Last Friday night my husband and I stood with 16 of Mary Lou’s family members around her ICU bed as she lay at death’s door. We had each had opportunity to sit with her, express our love, and say good-bye. But the grief and sadness were creating a huge cavern of grief in the room, felt by everyone present.
Then this family, with tears, each at various stages of belief and doubt, gathered round the beloved mother and grandmother who had been their strong, caring, faithful hub and, instead of calling the hospital chaplain, asked one of her sons, who had been a steady church attender, to pray. I doubt the family had ever done that before. But as gentle, simple, real, heartfelt words poured from that brother (one of my new-found cousins, who has had much suffering in his life) grace like rain poured sweetness into the gaping cavern of sadness. Surely every heart, no matter how unaccustomed to praying, was touched. … How can sadness be so sweet?!
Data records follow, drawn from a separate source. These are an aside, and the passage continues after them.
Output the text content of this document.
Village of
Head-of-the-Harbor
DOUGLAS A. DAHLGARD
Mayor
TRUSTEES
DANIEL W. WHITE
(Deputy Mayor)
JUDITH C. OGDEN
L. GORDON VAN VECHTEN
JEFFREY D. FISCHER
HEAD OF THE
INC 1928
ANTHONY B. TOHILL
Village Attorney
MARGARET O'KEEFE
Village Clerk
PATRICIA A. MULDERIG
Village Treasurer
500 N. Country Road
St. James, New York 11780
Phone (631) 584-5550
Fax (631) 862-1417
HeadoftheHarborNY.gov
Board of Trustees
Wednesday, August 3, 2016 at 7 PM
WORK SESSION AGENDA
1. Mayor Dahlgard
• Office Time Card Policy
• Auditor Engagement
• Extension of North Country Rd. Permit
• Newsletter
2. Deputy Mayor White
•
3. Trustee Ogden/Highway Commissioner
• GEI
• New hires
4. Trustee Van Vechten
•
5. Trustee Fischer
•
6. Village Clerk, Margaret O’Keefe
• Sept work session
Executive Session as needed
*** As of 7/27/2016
Soon after that I read my friend Jasona’s blog in which she writes, “I see loss, difficulty, and uncertainty as cavernous places, and I have hope that when we open them to Jesus he fills them with grace so they can become … like settings for diamonds.” (You can read her entire blog post here.) Jasona’s post came to me as another gracious gift that helped me fill my imagination with Jesus, helped me deal with the grief in a way that was in touch with reality — the realities of Life in the midst of death, Light in the midst of darkness, Heaven in the midst of our earthy lives, and the Wonders of God’s ways.
~ Catherine Lawton
Catherine, I am sorry for your loss, yet touched to hear of perfect God’s timing was aligned for you. What a beautiful gift He gave you to meet your mother’s family and filling your heart and your imagination with Jesus. May the Lord comfort you in your grief. Ardis
I appreciate your words, Ardis. I’m reminded of the song we used to sing in church: “Turn your eyes upon Jesus, look full in his wonderful face; and the things of earth will grow strangely dim in the light of his glory and grace.” The challenge is to keep looking to him with patience through the times when emotions overwhelm us and make it almost impossible to see, and keep saying, “Lord, have mercy.” He will, and he will let us see it if we keep watching and listening.
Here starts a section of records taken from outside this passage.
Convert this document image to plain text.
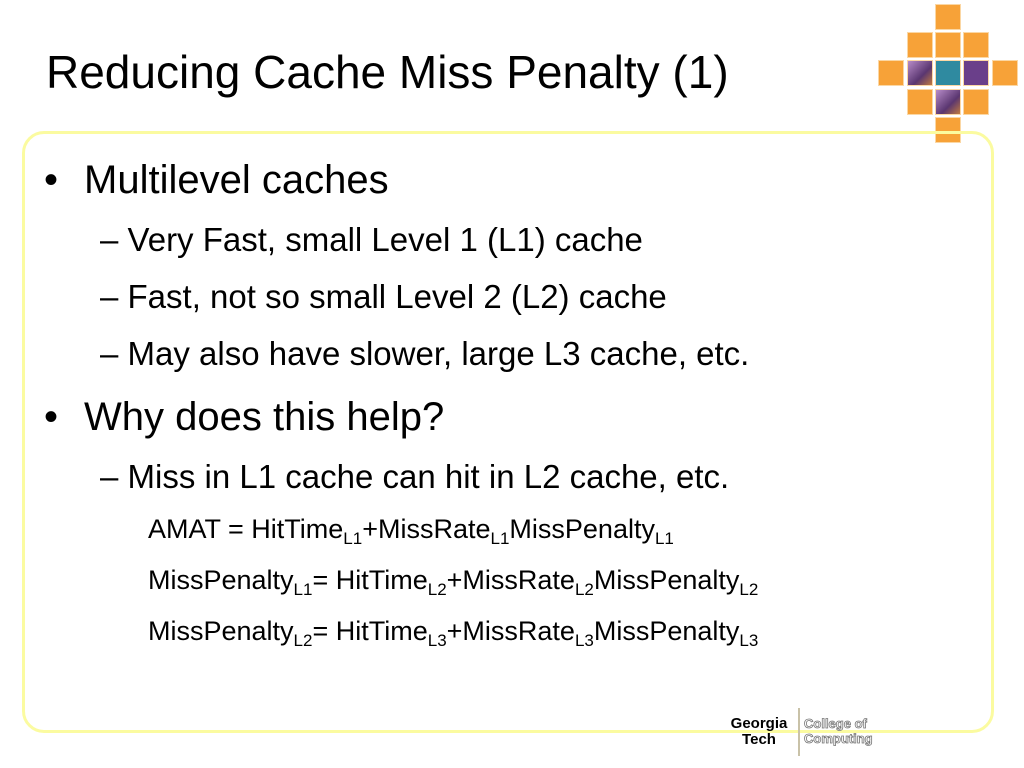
Reducing Cache Miss Penalty (1)
• Multilevel caches
– Very Fast, small Level 1 (L1) cache
– Fast, not so small Level 2 (L2) cache
– May also have slower, large L3 cache, etc.
• Why does this help?
– Miss in L1 cache can hit in L2 cache, etc.
AMAT = HitTime$_{L1}$+MissRate$_{L1}$MissPenalty$_{L1}$
MissPenalty$_{L1}$= HitTime$_{L2}$+MissRate$_{L2}$MissPenalty$_{L2}$
MissPenalty$_{L2}$= HitTime$_{L3}$+MissRate$_{L3}$MissPenalty$_{L3}$
Georgia
Tech
College of
Computing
Your posts always reach into my heart, but this one entered a deeper level than ever before. Thank you for sharing God’s filling your mother-loss cavern, first by faith, next by His word, and then by finding family you never expected to have. He certainly has shown how much He cares for you, and us through you. One of these days I may begin searching for the relatives on my birth-mother’s side of my family–the ones I never knew. You’ll never know what a blessing it’s been to be in contact with you! May He bless you exceeding abundantly as you endeavor to make His goodness known.
Ellen
Thank you, Ellen, for your encouraging words and participation here. It’s not easy to let oneself be vulnerable and share from a “deeper level,” but, yes — It is His goodness we want to make known.
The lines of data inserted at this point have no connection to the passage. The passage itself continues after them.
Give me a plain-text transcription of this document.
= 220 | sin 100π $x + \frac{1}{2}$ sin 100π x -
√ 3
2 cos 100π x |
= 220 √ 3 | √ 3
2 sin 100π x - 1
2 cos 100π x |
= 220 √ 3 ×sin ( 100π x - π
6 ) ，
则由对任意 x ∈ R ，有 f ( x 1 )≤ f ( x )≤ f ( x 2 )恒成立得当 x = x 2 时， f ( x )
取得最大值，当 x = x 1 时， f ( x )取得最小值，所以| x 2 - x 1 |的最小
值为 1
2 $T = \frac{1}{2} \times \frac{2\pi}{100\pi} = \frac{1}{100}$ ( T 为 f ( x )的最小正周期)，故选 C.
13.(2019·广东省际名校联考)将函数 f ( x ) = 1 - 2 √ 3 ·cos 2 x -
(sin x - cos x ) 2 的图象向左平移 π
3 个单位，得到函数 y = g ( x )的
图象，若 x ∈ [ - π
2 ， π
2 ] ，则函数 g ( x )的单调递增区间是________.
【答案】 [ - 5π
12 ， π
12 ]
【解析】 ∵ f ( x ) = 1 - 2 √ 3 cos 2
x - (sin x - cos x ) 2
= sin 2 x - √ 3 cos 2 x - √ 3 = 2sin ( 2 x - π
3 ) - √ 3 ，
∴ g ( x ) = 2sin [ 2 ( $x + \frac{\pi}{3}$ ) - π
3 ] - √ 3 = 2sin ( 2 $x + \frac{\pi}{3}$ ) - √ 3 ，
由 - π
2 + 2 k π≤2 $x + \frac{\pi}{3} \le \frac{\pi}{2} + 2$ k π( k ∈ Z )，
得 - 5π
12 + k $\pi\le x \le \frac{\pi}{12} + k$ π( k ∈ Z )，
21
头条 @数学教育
Dear Cathy, Thank you for your story that shows God’s perfect timing. God is our provider, as you have shared. His grace is given in many different ways throughout our lives. Thank you for encouraging us. Blessings and Christ’s peace during this time of grieving, Alice
So true, Alice. Then I guess we don’t need to fear or dread — or try to cover up in various ineffectual ways — the caverns left by loss in our lives. Instead, own them and let our hearts open to grace, and be present to the moments and surprises God brings. On a practical level, I have another opportunity in a few days as I go to Mary Lou’s memorial service.